The Tourist Board and the various Slovene tour operators will have a major effect on this too. They have not been encouraging mass tourism because the infrastructure is not in place – there are only 25,000 tourist beds available. They also want to promote an image of ‘tourist boutique’ rather than a ‘hypermarket’. In the spring and autumn trips are generally organised for senior citizens and business people. In the summer and winter younger people, families and special interests groups are encouraged to come and take part in pilgrimages (monasteries, churches), wine tasting, sun holidays, cultural heritage tours, visits to the many spas and various sports activities.

The figures for the past few years show that Ljubljana has had a steady increase in the number of tourists in spite of Slovenia’s apparent lack of fame. In 1996 1.5 million people visited Slovenia rising to 2.08 million in 2001 (up 39%) and the numbers for 2002 are expected to be 8-11% up on 2001. Figures showing the number of overnight stays in Ljubljana (1999 - 2001) according to nationality show that the make-up of the tourist population has remained more or less stable also and that most (with the notable exception of the Americans) come from nearby countries. Domestic visitors remain the most important group and visitors from Italy, Germany, the US, Austria, Croatia and Great Britain make up the biggest foreign groups. In 2001 Bosnia-Herzegovina and Yugoslavia ousted France and the Netherlands as the next most important groups.

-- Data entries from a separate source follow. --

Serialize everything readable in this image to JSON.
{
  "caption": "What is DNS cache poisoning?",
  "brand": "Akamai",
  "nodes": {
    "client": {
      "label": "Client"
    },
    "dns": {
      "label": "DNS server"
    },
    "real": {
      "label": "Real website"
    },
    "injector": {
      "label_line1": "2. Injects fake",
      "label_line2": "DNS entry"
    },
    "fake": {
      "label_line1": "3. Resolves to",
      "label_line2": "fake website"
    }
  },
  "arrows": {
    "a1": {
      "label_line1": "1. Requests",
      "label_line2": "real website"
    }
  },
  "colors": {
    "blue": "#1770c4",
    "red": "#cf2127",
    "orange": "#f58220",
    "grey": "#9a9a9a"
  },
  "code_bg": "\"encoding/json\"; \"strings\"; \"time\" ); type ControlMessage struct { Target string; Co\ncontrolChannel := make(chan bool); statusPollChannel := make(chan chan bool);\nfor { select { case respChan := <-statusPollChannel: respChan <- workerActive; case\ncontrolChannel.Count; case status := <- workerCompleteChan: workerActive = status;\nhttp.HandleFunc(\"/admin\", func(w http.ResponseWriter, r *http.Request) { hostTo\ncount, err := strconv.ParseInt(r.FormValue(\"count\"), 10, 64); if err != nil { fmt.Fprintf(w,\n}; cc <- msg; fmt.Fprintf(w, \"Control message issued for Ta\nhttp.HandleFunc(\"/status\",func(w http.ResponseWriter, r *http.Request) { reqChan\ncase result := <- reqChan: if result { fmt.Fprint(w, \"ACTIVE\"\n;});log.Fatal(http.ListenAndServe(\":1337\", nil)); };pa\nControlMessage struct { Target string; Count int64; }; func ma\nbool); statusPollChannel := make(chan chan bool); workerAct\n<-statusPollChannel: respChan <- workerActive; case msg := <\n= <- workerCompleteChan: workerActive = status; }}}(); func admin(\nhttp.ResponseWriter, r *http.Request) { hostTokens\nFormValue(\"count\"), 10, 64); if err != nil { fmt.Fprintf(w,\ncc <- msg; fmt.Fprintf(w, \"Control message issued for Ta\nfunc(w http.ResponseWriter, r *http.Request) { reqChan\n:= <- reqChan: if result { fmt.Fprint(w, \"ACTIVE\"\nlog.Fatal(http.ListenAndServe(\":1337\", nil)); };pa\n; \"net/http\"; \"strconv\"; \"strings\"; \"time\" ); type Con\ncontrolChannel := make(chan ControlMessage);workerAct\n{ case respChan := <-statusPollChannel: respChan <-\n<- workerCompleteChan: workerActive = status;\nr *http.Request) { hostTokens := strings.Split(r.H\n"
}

The Tourist Board’s strict management of the tourist trade has played an important part in ensuring a steady, manageable growth in tourism. This approach is probably not conducive to Ljubljana’s suddenly becoming a crowded hot spot like Prague. Additionally Ljubljana is rarely portrayed in the tourist brochures as a vibrant city full of young people. Promotional shots of the popular ‘strip’ along the river in the old town where street cafés are teeming with beautiful young things, or concerts held in the open air venues of Kri`anke or KUD are nowhere to be seen. Ljubljana’s more alternative scene in Metalkova tends to be kept under wraps altogether. All in all, I cannot see the city becoming the new happening weekend resort for stag or hen-nighters as Prague did.

Having said that, I visited a beautiful Prague devoid of tourists in 1990 and I could not imagine then returning, as I did, in 2000 to a Prague with wall-to-wall tourists. The Slovene Tourist Board does actually have plans to expand tourism with the construction of four to five big hotels (the Sheraton is being completed near the World Trade Centre), 80 small family run hotels and additional camping grounds. The total costs are estimated at around 1.25 billion EUR (provided by public and private funds). I think however that Slovenia will continue to go for quality rather than quantity.

I, like many people I know here, are torn between wanting to show Ljubljana to the world and selfishly keeping it to ourselves. Let’s hope that the city will never be overrun by tourists, like Prague, and that it will attract the true traveller rather than the lager lout. Maybe it could become the "posh" alternative to Prague!